How to Make Sure Your Charity Donation Is Tax-Deductible
Navigating donation tax policies is a winding and confusing road. To guide you along this path so you get the most out of itemizing your deductions, read how to make sure your charity donation is tax-deductible.
Donate to an Eligible Organization
Many organizations pursue charitable causes, but not all of them officially register as a 501(c)(3) with the IRS. You must donate to a 501(c)(3) to safely add your donations to your year’s itemized deductions. These registered charities have a verification letter from the IRS you can see upon request or on their website. You can also search through GuideStar or other sites to determine whether you should donate there. Religious organizations such as churches and temples do not require additional certification to be recognized as a qualifying institution.
Verify with a Receipt
You don’t need a receipt for your initial deduction—you only need to count your total donation amount come tax time. That said, you will need documentation of your claimed donations if the IRS selects you for an audit. For donations valued at more than $250, you need to submit an acknowledgment from the charity you give the money or item(s) to.
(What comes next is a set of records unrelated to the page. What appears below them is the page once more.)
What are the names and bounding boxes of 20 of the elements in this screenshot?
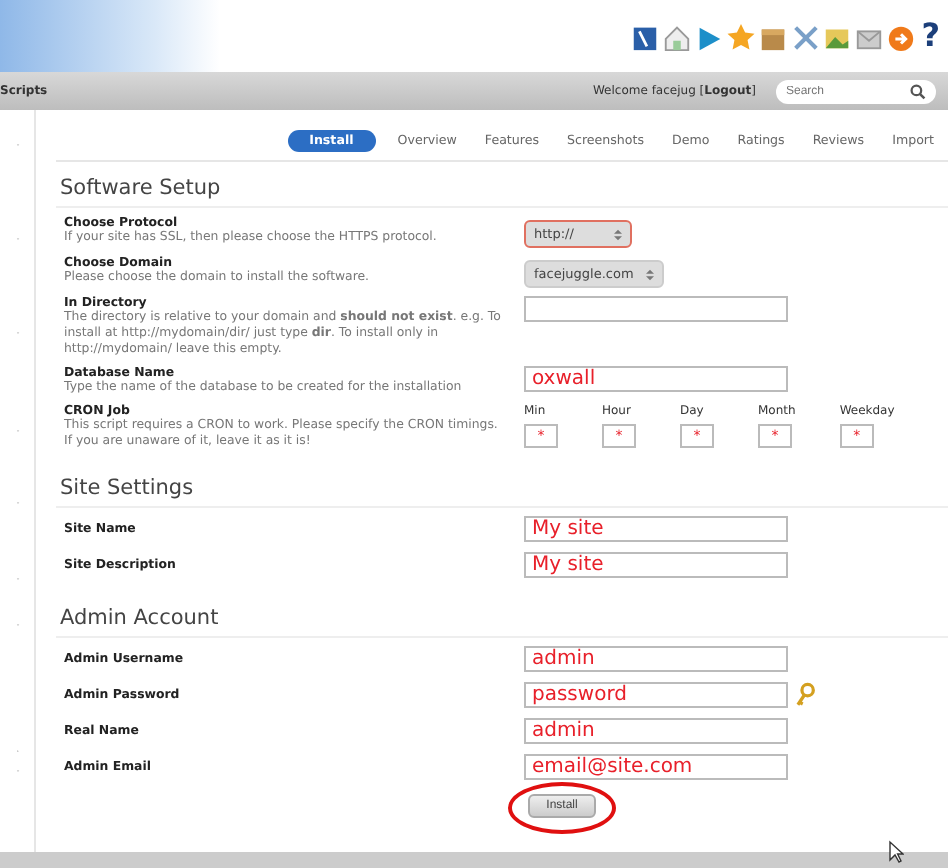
input-field[interactable]: My site [524, 516, 788, 542]
input-field[interactable]: email@site.com [524, 754, 788, 780]
star-icon[interactable] [725, 21, 756, 51]
input-field[interactable]: oxwall [524, 366, 788, 392]
input-field[interactable]: password [524, 682, 788, 708]
section-heading: Admin Account [56, 592, 948, 638]
section-heading: Software Setup [56, 162, 948, 208]
input-field[interactable] [524, 296, 788, 322]
home-icon[interactable] [661, 21, 692, 51]
cursor-icon [888, 840, 904, 864]
highlight-circle [508, 782, 616, 834]
updown-icon[interactable] [614, 227, 622, 241]
input-field[interactable]: admin [524, 718, 788, 744]
updown-icon[interactable] [645, 267, 654, 281]
key-icon[interactable] [796, 682, 816, 708]
search-icon [910, 83, 926, 99]
help-icon[interactable]: ? [921, 20, 940, 52]
input-field[interactable]: My site [524, 552, 788, 578]
section-heading: Site Settings [56, 462, 948, 508]
input-field[interactable]: admin [524, 646, 788, 672]
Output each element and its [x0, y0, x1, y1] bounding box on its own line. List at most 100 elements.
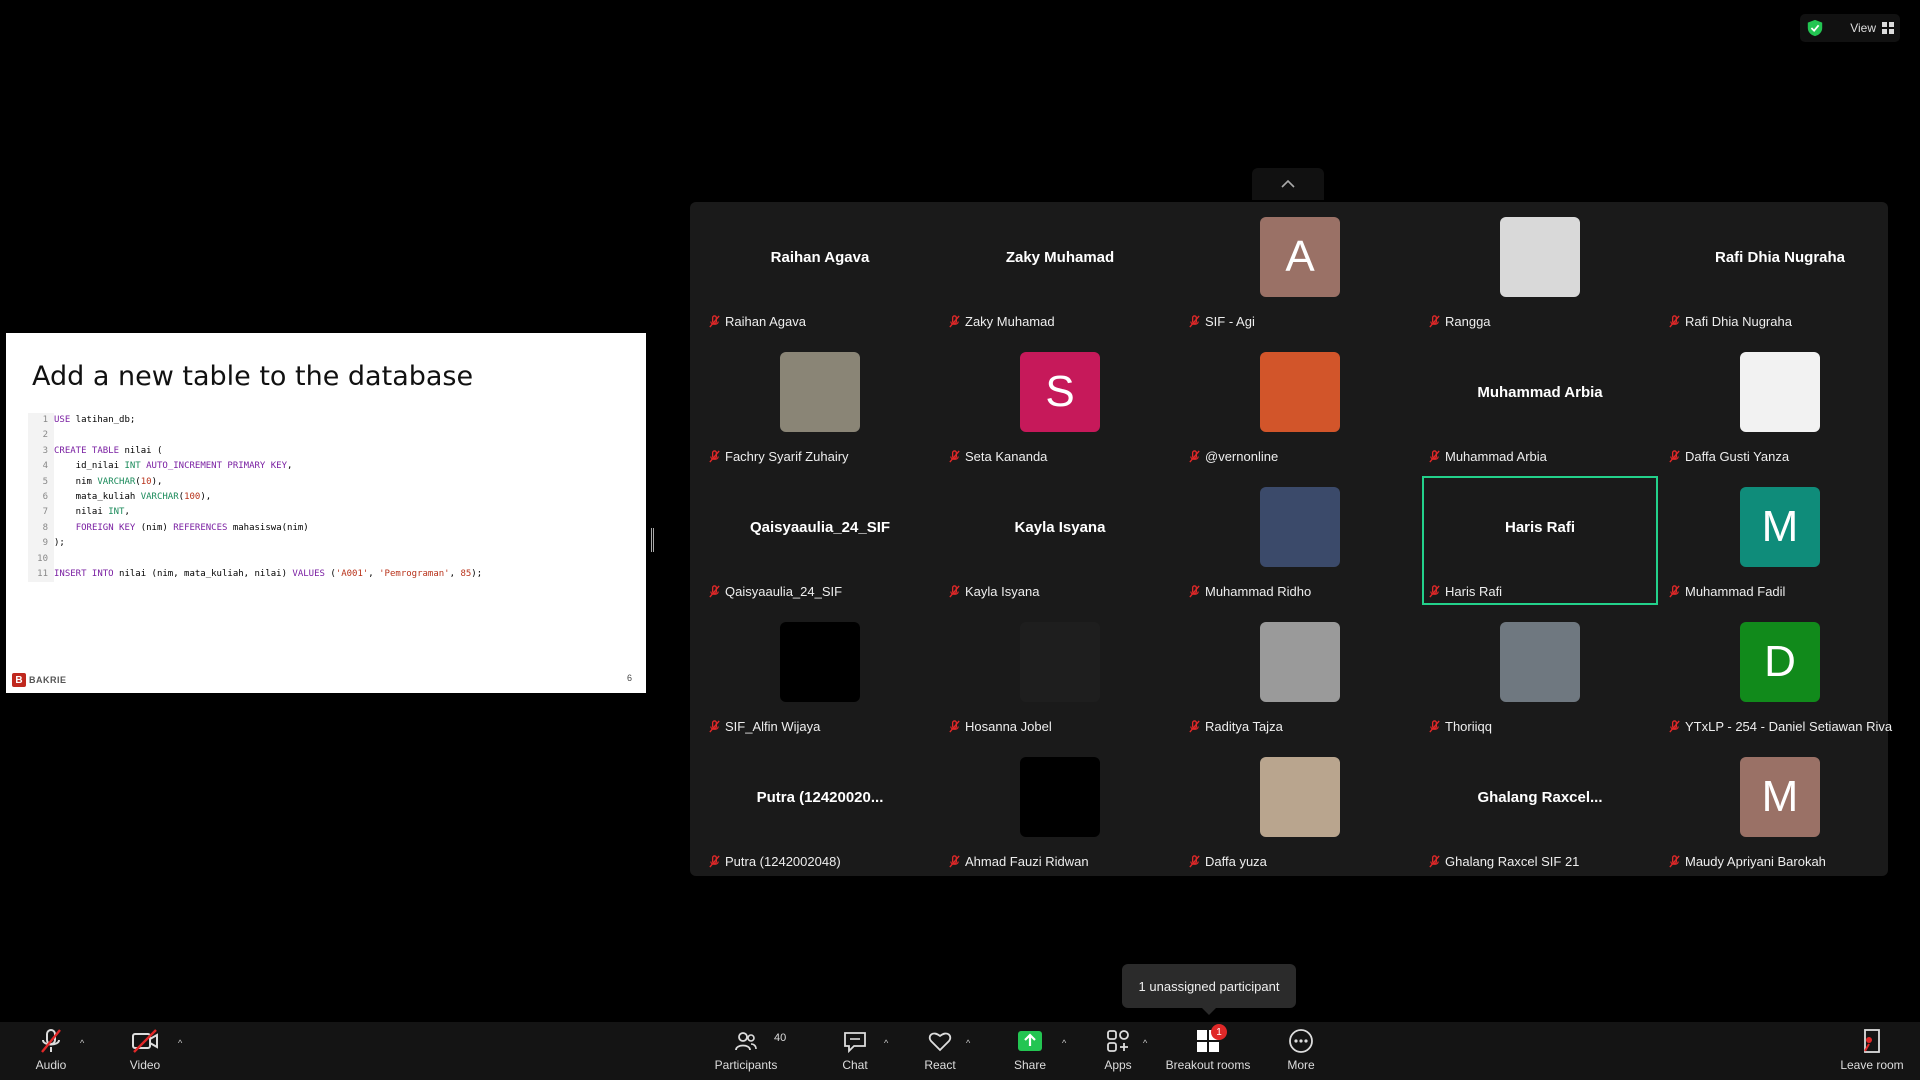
mic-muted-icon	[1429, 450, 1440, 463]
participant-tile[interactable]: Putra (12420020... Putra (1242002048)	[702, 746, 938, 875]
participant-tile[interactable]: Thoriiqq	[1422, 611, 1658, 740]
avatar	[1020, 622, 1100, 702]
participant-name-label: Putra (1242002048)	[708, 854, 841, 869]
avatar: M	[1740, 757, 1820, 837]
code-line: 8 FOREIGN KEY (nim) REFERENCES mahasiswa…	[28, 520, 482, 537]
avatar	[1260, 622, 1340, 702]
participant-name: Muhammad Ridho	[1205, 584, 1312, 599]
code-text: );	[54, 538, 65, 549]
participant-tile[interactable]: Fachry Syarif Zuhairy	[702, 341, 938, 470]
mic-muted-icon	[1669, 720, 1680, 733]
view-menu[interactable]: View	[1800, 14, 1900, 42]
audio-button[interactable]: Audio	[16, 1026, 86, 1072]
participant-tile[interactable]: Muhammad Ridho	[1182, 476, 1418, 605]
participant-name-label: Thoriiqq	[1428, 719, 1492, 734]
share-options-caret[interactable]: ^	[1062, 1038, 1066, 1048]
code-line: 11 INSERT INTO nilai (nim, mata_kuliah, n…	[28, 567, 482, 583]
mic-muted-icon	[1429, 315, 1440, 328]
avatar: A	[1260, 217, 1340, 297]
mic-muted-icon	[1429, 720, 1440, 733]
participant-tile[interactable]: A SIF - Agi	[1182, 206, 1418, 335]
participant-name: Haris Rafi	[1445, 584, 1503, 599]
participant-tile[interactable]: Haris Rafi Haris Rafi	[1422, 476, 1658, 605]
shield-icon	[1807, 19, 1823, 37]
participant-tile[interactable]: Daffa yuza	[1182, 746, 1418, 875]
participant-tile[interactable]: Ghalang Raxcel... Ghalang Raxcel SIF 21	[1422, 746, 1658, 875]
more-button[interactable]: More	[1266, 1026, 1336, 1072]
participant-name: Daffa yuza	[1205, 854, 1267, 869]
code-text: nilai INT,	[54, 507, 130, 518]
participant-tile[interactable]: Rangga	[1422, 206, 1658, 335]
avatar	[1500, 622, 1580, 702]
view-label: View	[1850, 21, 1876, 35]
meeting-toolbar: Audio ^ Video ^ 40 Participants Chat ^ R…	[0, 1022, 1920, 1080]
line-number: 5	[28, 474, 54, 491]
code-line: 3 CREATE TABLE nilai (	[28, 443, 482, 460]
video-options-caret[interactable]: ^	[178, 1038, 182, 1048]
video-button[interactable]: Video	[110, 1026, 180, 1072]
participant-name-label: Seta Kananda	[948, 449, 1047, 464]
code-line: 1 USE latihan_db;	[28, 413, 482, 429]
participant-name-label: Hosanna Jobel	[948, 719, 1052, 734]
participant-tile[interactable]: S Seta Kananda	[942, 341, 1178, 470]
collapse-gallery-button[interactable]	[1252, 168, 1324, 200]
participant-tile[interactable]: @vernonline	[1182, 341, 1418, 470]
audio-options-caret[interactable]: ^	[80, 1038, 84, 1048]
participant-tile[interactable]: M Maudy Apriyani Barokah	[1662, 746, 1898, 875]
slide-page-number: 6	[626, 673, 632, 683]
participant-tile[interactable]: Raihan Agava Raihan Agava	[702, 206, 938, 335]
code-block: 1 USE latihan_db; 2 3 CREATE TABLE nilai (4 …	[28, 413, 482, 583]
mic-muted-icon	[1189, 315, 1200, 328]
mic-muted-icon	[1669, 450, 1680, 463]
participant-name-label: Maudy Apriyani Barokah	[1668, 854, 1826, 869]
participant-name-label: Ghalang Raxcel SIF 21	[1428, 854, 1579, 869]
line-number: 1	[28, 413, 54, 429]
participant-name: Muhammad Fadil	[1685, 584, 1786, 599]
camera-off-icon	[132, 1029, 158, 1053]
breakout-rooms-button[interactable]: 1 Breakout rooms	[1158, 1024, 1258, 1072]
participant-tile[interactable]: D YTxLP - 254 - Daniel Setiawan Riva	[1662, 611, 1898, 740]
resize-handle[interactable]	[651, 528, 654, 552]
participants-button[interactable]: 40 Participants	[711, 1026, 787, 1072]
mic-muted-icon	[949, 315, 960, 328]
participant-tile[interactable]: Ahmad Fauzi Ridwan	[942, 746, 1178, 875]
line-number: 4	[28, 459, 54, 475]
participants-icon	[735, 1032, 757, 1051]
university-logo: B BAKRIE	[12, 673, 67, 687]
chat-button[interactable]: Chat	[820, 1026, 890, 1072]
react-button[interactable]: React	[905, 1026, 975, 1072]
participant-name-label: Raditya Tajza	[1188, 719, 1283, 734]
line-number: 7	[28, 505, 54, 521]
participant-tile[interactable]: Raditya Tajza	[1182, 611, 1418, 740]
participant-tile[interactable]: SIF_Alfin Wijaya	[702, 611, 938, 740]
leave-room-button[interactable]: Leave room	[1836, 1026, 1908, 1072]
participant-tile[interactable]: Hosanna Jobel	[942, 611, 1178, 740]
apps-button[interactable]: Apps	[1083, 1026, 1153, 1072]
mic-muted-icon	[949, 450, 960, 463]
more-icon	[1289, 1029, 1313, 1053]
line-number: 2	[28, 428, 54, 444]
chat-options-caret[interactable]: ^	[884, 1038, 888, 1048]
participant-name: Qaisyaaulia_24_SIF	[725, 584, 843, 599]
participant-display-name: Raihan Agava	[770, 248, 870, 266]
participant-tile[interactable]: Kayla Isyana Kayla Isyana	[942, 476, 1178, 605]
participant-display-name: Qaisyaaulia_24_SIF	[749, 518, 891, 536]
participant-tile[interactable]: M Muhammad Fadil	[1662, 476, 1898, 605]
participant-tile[interactable]: Muhammad Arbia Muhammad Arbia	[1422, 341, 1658, 470]
participant-gallery: Raihan Agava Raihan Agava Zaky Muhamad Zaky…	[690, 202, 1892, 876]
participant-tile[interactable]: Qaisyaaulia_24_SIF Qaisyaaulia_24_SIF	[702, 476, 938, 605]
participant-name: Ahmad Fauzi Ridwan	[965, 854, 1089, 869]
participant-tile[interactable]: Rafi Dhia Nugraha Rafi Dhia Nugraha	[1662, 206, 1898, 335]
share-button[interactable]: Share	[995, 1026, 1065, 1072]
participant-name-label: Fachry Syarif Zuhairy	[708, 449, 849, 464]
react-options-caret[interactable]: ^	[966, 1038, 970, 1048]
code-line: 6 mata_kuliah VARCHAR(100),	[28, 490, 482, 506]
participant-tile[interactable]: Zaky Muhamad Zaky Muhamad	[942, 206, 1178, 335]
logo-mark-icon: B	[12, 673, 26, 687]
participant-name: Hosanna Jobel	[965, 719, 1052, 734]
participant-tile[interactable]: Daffa Gusti Yanza	[1662, 341, 1898, 470]
participant-name-label: Ahmad Fauzi Ridwan	[948, 854, 1089, 869]
apps-options-caret[interactable]: ^	[1143, 1038, 1147, 1048]
participants-count: 40	[774, 1032, 787, 1044]
participant-name: SIF - Agi	[1205, 314, 1255, 329]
Take Away the Value of Donor Incentives
Donations that benefit you in some way change how your deductions work. Essentially, you can only deduct what you give. When you also gain something, you must subtract the value of items you receive from the value of your gift. This final amount is what you deduct. For example, if you donate wholesale fashion tote bags to a registered domestic violence shelter, but receive a t-shirt and gift card afterward, you must subtract the value of the shirt and gift card from your total donation value.
Don’t Deduct These Donations
Perhaps the most helpful part of a guide for making sure your charity donation is tax-deductible is a discussion of donations you can’t deduct. Apart from donations to a non-registered organization, there are several more facets to discuss. Donations to political causes or campaigns do not qualify because, though candidates don’t seek a profit, this gift is benefitting the giver and not going towards charitable work. Also, the government expressly forbids 501(c)(3) charities from influencing the political process. Also, any for-profit organization is ineligible—even a school.
In general, if a donation significantly benefits the giver and does not go directly to a charitable cause, there is a good chance that donation does not count as an itemizable deduction.